Dile getirdiği veya getirmediği duygularını gözlemleyebilir ve bahsettiği duyguları yansıtarak onun bakış açısını anladığımızı gösterebiliriz.
Örneğin: "Bu durumdan gerçekten çok etkilendiğini (üzüldüğünü, kızdığını, hayal kırıklığına uğradığını, çaresiz hissettiğini) görüyorum.

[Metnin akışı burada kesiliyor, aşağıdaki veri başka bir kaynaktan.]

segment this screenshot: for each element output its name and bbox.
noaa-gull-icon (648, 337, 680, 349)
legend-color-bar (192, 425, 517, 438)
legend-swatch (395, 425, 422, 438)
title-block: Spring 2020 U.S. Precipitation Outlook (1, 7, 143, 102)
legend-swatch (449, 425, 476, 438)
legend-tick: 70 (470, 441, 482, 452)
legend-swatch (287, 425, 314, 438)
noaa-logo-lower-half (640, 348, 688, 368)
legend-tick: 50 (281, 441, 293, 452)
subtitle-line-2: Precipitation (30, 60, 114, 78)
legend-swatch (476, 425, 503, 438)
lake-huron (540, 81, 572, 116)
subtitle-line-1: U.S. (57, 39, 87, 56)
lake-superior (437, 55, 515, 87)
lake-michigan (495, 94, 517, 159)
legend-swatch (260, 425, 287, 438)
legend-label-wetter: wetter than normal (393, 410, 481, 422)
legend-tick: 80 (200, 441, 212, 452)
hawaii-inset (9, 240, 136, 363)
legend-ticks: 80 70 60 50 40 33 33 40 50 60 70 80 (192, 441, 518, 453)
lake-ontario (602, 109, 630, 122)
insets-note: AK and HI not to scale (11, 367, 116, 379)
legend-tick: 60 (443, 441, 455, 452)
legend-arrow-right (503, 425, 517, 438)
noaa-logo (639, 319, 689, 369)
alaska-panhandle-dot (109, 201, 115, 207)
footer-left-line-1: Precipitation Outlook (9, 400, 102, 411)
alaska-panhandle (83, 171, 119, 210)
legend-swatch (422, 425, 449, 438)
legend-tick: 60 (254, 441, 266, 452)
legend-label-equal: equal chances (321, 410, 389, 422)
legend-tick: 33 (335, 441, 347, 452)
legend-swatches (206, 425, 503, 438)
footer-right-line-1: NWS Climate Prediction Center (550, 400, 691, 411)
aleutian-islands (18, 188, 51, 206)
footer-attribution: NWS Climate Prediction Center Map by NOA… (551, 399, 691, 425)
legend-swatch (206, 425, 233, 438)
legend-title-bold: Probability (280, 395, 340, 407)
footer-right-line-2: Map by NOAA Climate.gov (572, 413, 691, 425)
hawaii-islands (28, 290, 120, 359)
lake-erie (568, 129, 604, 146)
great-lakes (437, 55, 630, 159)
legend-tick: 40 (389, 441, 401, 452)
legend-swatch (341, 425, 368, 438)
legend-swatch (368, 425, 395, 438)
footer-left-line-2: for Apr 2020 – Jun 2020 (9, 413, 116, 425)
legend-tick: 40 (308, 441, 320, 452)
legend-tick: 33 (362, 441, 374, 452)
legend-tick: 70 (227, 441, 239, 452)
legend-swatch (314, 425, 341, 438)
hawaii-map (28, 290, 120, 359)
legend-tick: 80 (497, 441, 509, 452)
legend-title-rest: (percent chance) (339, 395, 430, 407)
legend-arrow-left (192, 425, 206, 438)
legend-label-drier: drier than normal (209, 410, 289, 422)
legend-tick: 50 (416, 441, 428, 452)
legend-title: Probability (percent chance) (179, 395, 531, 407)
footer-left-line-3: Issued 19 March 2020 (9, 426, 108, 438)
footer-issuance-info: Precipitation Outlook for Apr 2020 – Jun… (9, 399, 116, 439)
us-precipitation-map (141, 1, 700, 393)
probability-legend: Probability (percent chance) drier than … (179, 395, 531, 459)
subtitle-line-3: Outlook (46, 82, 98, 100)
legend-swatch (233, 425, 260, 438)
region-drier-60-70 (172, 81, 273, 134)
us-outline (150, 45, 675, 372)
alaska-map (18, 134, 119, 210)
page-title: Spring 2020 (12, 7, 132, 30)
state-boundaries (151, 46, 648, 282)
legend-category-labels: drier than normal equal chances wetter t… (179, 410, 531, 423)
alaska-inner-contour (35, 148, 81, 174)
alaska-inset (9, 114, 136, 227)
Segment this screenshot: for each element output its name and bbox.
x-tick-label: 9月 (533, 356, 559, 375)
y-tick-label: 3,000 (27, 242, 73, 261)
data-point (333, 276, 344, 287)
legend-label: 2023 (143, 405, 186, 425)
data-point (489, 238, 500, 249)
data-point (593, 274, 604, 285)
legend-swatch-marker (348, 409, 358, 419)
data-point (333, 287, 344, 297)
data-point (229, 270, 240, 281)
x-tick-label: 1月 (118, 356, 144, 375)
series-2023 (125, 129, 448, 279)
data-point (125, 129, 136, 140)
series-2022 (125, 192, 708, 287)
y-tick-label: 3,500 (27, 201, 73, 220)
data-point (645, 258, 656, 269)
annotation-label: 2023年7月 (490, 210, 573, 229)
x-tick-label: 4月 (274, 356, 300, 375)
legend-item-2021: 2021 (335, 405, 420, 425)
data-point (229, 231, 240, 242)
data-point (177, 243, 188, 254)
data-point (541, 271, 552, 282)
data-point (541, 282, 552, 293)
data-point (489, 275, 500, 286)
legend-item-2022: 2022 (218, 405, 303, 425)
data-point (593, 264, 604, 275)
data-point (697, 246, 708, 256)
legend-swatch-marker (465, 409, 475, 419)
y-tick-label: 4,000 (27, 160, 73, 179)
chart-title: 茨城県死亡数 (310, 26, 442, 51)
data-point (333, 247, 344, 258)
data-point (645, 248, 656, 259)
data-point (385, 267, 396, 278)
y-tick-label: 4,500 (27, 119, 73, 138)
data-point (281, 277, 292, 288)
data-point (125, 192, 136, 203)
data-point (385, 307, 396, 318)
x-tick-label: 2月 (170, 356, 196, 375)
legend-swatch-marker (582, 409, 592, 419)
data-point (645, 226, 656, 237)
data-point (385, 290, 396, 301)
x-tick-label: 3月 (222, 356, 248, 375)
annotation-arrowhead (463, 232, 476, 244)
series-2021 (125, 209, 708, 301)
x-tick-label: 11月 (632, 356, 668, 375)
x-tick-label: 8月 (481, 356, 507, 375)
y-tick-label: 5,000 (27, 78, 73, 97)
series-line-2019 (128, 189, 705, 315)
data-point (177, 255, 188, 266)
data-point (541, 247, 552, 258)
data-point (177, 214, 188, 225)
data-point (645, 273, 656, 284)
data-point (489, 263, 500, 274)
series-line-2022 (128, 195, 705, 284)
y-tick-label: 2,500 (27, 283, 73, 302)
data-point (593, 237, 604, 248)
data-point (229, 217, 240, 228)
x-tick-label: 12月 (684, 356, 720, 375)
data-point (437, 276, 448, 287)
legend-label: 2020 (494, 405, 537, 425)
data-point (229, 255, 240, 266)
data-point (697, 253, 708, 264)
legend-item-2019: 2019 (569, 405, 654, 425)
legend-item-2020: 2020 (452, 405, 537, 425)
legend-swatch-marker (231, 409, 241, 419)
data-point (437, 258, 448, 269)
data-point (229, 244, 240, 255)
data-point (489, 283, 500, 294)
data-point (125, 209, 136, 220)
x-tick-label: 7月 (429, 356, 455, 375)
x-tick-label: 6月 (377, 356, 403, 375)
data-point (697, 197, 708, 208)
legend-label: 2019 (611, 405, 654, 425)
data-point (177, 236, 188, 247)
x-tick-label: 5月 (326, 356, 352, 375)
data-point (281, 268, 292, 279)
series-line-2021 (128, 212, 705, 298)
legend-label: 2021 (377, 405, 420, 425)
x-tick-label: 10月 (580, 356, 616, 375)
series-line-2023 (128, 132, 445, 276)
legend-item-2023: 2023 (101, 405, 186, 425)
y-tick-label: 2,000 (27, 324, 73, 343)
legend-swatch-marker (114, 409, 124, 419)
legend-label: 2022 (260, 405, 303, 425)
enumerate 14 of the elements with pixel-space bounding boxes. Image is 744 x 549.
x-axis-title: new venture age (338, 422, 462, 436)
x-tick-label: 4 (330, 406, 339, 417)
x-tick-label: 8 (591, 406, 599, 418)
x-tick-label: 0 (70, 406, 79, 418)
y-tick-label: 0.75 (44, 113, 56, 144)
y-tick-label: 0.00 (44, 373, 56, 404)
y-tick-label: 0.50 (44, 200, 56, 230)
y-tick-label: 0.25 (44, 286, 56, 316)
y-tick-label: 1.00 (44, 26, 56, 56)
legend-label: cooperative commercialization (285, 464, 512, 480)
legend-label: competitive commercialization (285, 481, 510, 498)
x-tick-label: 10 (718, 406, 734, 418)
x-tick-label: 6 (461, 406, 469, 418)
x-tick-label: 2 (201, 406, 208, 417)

Paylaştığın için teşekkür ederim’’.
Paylaştığı konu hakkında açık uçlu sorular sorarak destek olabiliriz. “Niçin”, “neden” soruları arkadaşımızda sorgulanma hissi yaratabilir. “Niçin”, “neden” ile başlayan soruları sormadan; “ne” ve “nasıl” gibi açık uçlu sorularla duygu ve düşüncelerini dışa vurmasına destek olabiliriz.
Örneğin:
“Bu duyguları tetikleyen konu hakkında daha fazla bilgi verebilir misin?"
“Böyle hissetmene/düşünmene ne neden oldu?”
Bazı kişilerin tamamen açılması zaman alabilir. Sabırlı olmak ve arkadaşımıza kendi hızında, kendini hazır hissettikçe açması için ihtiyaç duydukları alanı ve zamanı vermeliyiz.
Örneğin:
“Bana anlatmak istediğin kadar anlatabilirsin”
“Paylaşmak istediğin kadar, paylaşmaya hazır olduğun kadarını dinlemeyi isterim.”
Arkadaşımıza bizimle paylaştığı duygu ve düşüncelerinin doğal olduğunu ve bazı kişilerin de benzer zorluklarla karşılaştığını söyleyebiliriz.
Örneğin: ”Bu şekilde hisseden sadece değilsin. Birçok kişi bu durumla karşılaşıyor.”
Ona destek olmak için burada olduğumuzu ve bununla yalnız başına başa çıkma zorunluluğu olmadığını hatırlatabiliriz.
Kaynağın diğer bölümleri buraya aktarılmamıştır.